The European Commission has decided to open investigations into state aid that the German government has pledged to car manufacturers BMW and Volkswagen (VW) to carry out projects in the former East Germany.
German authorities are planning to contribute 46 million euros ($65 million) towards a 368-million-euro project to manufacture electric cars in BMW's plant in Leipzig. The i3 and hybrid i8 models are due on the market in 2013.
In a statement, the European Commission said it understood "the importance of the project from the environmental and energy policy point of view," but stressed it still needed "to assess it compliance with ... EU provisions for large investment projects."
The EU regulates state aid to prevent companies from gaining an unfair advantage over competitors. The European Commission, as the bloc's executive arm, is tasked with policing those rules.
Regenerating the east
Elsewhere in the former East Germany, authorities are investing in another project aimed at supporting the economically depressed region.
The state is planning to grant 83.7 million euros towards a 700-million-euro Volkswagen project aimed at modernizing its Zwickau plant.
The EU Commission said it had "doubts" on the classification of the state aid suggested by German authorities.

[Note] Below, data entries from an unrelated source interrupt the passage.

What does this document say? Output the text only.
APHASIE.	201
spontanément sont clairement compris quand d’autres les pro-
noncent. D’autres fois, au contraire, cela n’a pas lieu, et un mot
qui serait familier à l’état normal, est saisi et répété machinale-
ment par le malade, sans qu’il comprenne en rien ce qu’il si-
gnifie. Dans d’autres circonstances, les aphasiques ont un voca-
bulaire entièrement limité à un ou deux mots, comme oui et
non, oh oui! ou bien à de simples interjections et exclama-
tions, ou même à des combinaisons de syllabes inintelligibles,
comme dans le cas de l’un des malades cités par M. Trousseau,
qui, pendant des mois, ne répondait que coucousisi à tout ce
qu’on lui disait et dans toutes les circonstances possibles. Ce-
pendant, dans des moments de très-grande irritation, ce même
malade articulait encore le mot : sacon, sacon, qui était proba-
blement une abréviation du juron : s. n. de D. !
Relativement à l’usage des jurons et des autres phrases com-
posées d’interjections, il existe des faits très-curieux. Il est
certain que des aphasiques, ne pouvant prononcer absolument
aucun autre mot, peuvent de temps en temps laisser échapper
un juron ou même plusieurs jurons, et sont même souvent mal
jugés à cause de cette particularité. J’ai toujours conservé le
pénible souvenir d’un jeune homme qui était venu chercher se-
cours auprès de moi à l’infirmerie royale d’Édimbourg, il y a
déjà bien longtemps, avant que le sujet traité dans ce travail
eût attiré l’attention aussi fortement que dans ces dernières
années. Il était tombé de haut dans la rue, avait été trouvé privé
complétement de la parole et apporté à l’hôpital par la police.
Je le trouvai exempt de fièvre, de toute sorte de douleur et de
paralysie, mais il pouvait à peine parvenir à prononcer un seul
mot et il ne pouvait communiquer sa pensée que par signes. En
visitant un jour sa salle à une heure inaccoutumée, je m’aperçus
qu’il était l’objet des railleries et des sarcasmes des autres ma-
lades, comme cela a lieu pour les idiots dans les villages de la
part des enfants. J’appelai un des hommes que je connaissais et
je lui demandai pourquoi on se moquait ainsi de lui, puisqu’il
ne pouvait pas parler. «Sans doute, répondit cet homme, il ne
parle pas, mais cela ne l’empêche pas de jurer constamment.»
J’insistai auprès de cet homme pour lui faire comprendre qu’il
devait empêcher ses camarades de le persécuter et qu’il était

The Zwickau factory in Saxony, where the iconic East German Trabant car was once produced, is currently manufacturing the Golf hatchback and the Passat saloon models, as well as bodies for the luxury Volkswagen Phaeton and Bentley Continental.
Approved subsidies for technology
Meanwhile, the European Commission has given the green light to two other state-supported projects in eastern Germany.
Globalfoundries in Dresden was awarded a regional aid grant amounting to 219 million euros. The investment will allow the company, which currently produces computer microprocessors for Advanced Micro Devices (AMD), to manufacture other kinds of semiconductor wafers.
Dresden qualifies for support through regional subsidies because there are high levels of unemployment in the area and living standards are low.
The state support package for CRS Reprocessing in Jena, totaling 700,000 euros, has also been approved by the Commission. The money will go towards producing specialized solar wafers.